Abstract:The Entity Linking (EL) approaches have been a long-standing research field and find applicability in various use cases such as semantic search, text annotation, question answering, etc. Although effective and robust, current approaches are still limited to particular knowledge repositories (e.g. Wikipedia) or specific knowledge graphs (e.g. Freebase, DBpedia, and YAGO). The collaborative knowledge graphs such as Wikidata excessively rely on the crowd to author the information. Since the crowd is not bound to a standard protocol for assigning entity titles, the knowledge graph is populated by non-standard, noisy, long or even sometimes awkward titles. The issue of long, implicit, and nonstandard entity representations is a challenge in EL approaches for gaining high precision and recall. In this paper, we advance the state-of-the-art approaches by developing a context-aware attentive neural network approach for entity linking on Wikidata. Our approach contributes by exploiting the sufficient context from a Knowledge Graph as a source of background knowledge, which is then fed into the neural network.
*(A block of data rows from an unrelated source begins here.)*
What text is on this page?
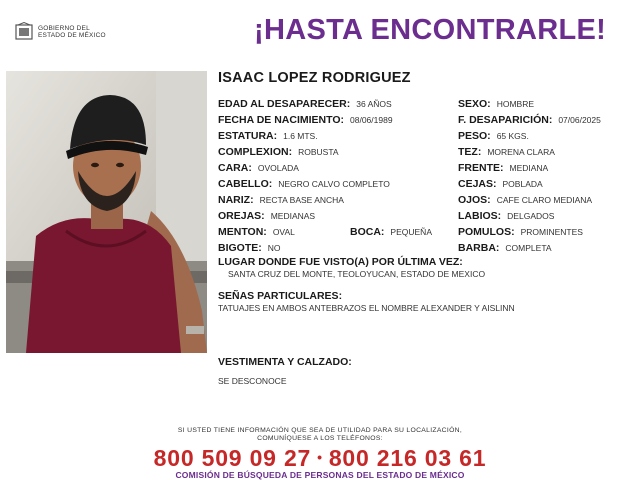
GOBIERNO DEL
ESTADO DE MÉXICO	¡HASTA ENCONTRARLE!
ISAAC LOPEZ RODRIGUEZ
EDAD AL DESAPARECER: 36 AÑOS
FECHA DE NACIMIENTO: 08/06/1989
ESTATURA: 1.6 MTS.
COMPLEXION: ROBUSTA
CARA: OVOLADA
CABELLO: NEGRO CALVO COMPLETO
NARIZ: RECTA BASE ANCHA
OREJAS: MEDIANAS
MENTON: OVAL
BIGOTE: NO
BOCA: PEQUEÑA
SEXO: HOMBRE
F. DESAPARICIÓN: 07/06/2025
PESO: 65 KGS.
TEZ: MORENA CLARA
FRENTE: MEDIANA
CEJAS: POBLADA
OJOS: CAFE CLARO MEDIANA
LABIOS: DELGADOS
POMULOS: PROMINENTES
BARBA: COMPLETA
LUGAR DONDE FUE VISTO(A) POR ÚLTIMA VEZ:
SANTA CRUZ DEL MONTE, TEOLOYUCAN, ESTADO DE MEXICO
SEÑAS PARTICULARES:
TATUAJES EN AMBOS ANTEBRAZOS EL NOMBRE ALEXANDER Y AISLINN
VESTIMENTA Y CALZADO:
SE DESCONOCE
SI USTED TIENE INFORMACIÓN QUE SEA DE UTILIDAD PARA SU LOCALIZACIÓN,
COMUNÍQUESE A LOS TELÉFONOS:
800 509 09 27 • 800 216 03 61
COMISIÓN DE BÚSQUEDA DE PERSONAS DEL ESTADO DE MÉXICO
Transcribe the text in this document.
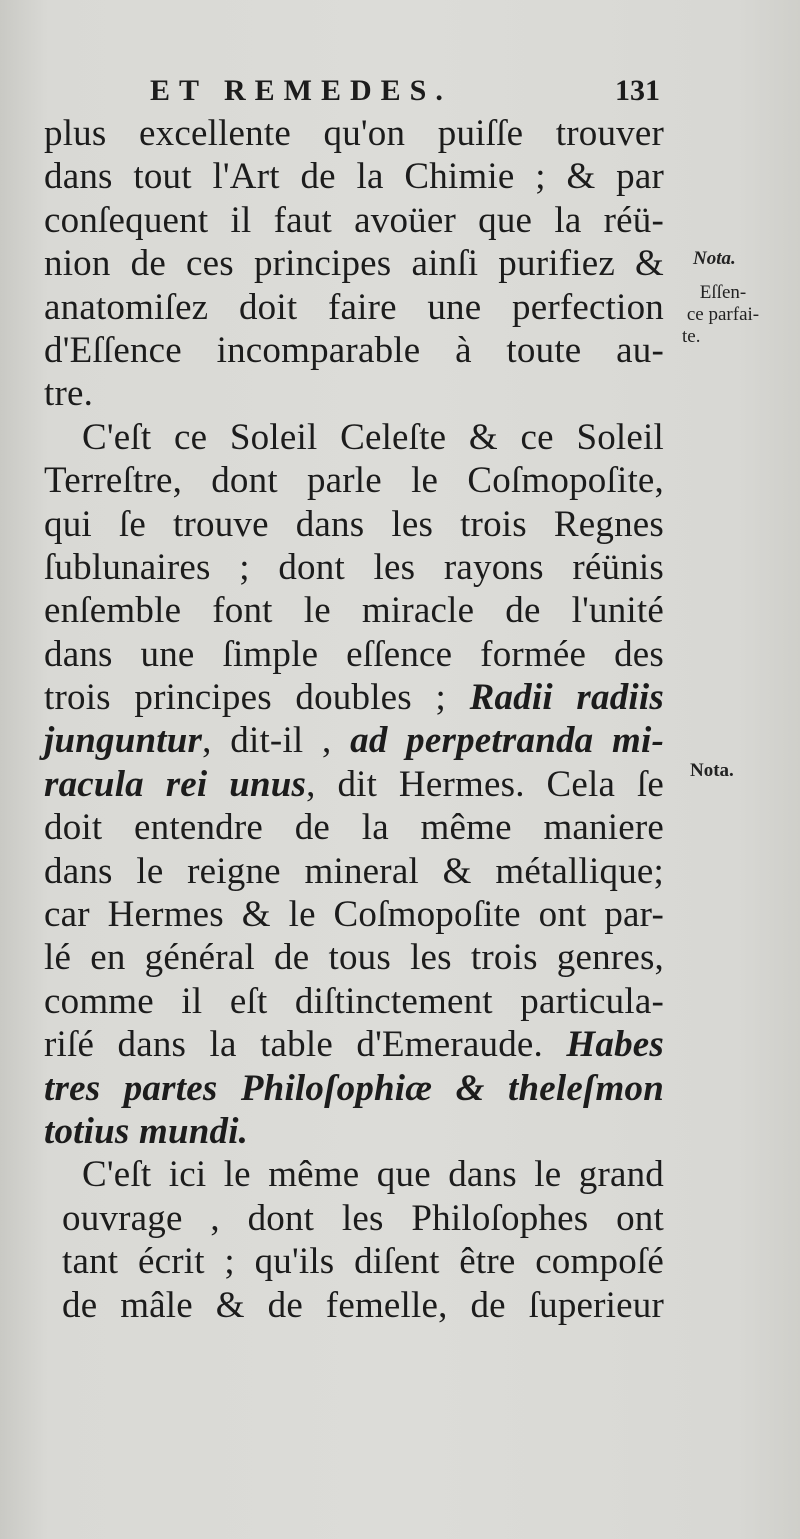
ET REMEDES.	131
plus excellente qu'on puiſſe trouver
dans tout l'Art de la Chimie ; & par
conſequent il faut avoüer que la réü-
nion de ces principes ainſi purifiez &
anatomiſez doit faire une perfection
d'Eſſence incomparable à toute au-
tre.
C'eſt ce Soleil Celeſte & ce Soleil
Terreſtre, dont parle le Coſmopoſite,
qui ſe trouve dans les trois Regnes
ſublunaires ; dont les rayons réünis
enſemble font le miracle de l'unité
dans une ſimple eſſence formée des
trois principes doubles ; Radii radiis
junguntur, dit-il , ad perpetranda mi-
racula rei unus, dit Hermes. Cela ſe
doit entendre de la même maniere
dans le reigne mineral & métallique;
car Hermes & le Coſmopoſite ont par-
lé en général de tous les trois genres,
comme il eſt diſtinctement particula-
riſé dans la table d'Emeraude. Habes
tres partes Philoſophiæ & theleſmon
totius mundi.
C'eſt ici le même que dans le grand
ouvrage , dont les Philoſophes ont
tant écrit ; qu'ils diſent être compoſé
de mâle & de femelle, de ſuperieur
Nota.
Eſſen-
ce parfai-
te.
Nota.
This approach demonstrates merit to address challenges associated with entity titles (multi-word, long, implicit, case-sensitive). Our experimental study shows $\approx$8\% improvements over the baseline approach, and significantly outperform an end to end approach for Wikidata entity linking. This work, first of its kind, opens a new direction for the research community to pay attention to developing context-aware EL approaches for collaborative knowledge graphs.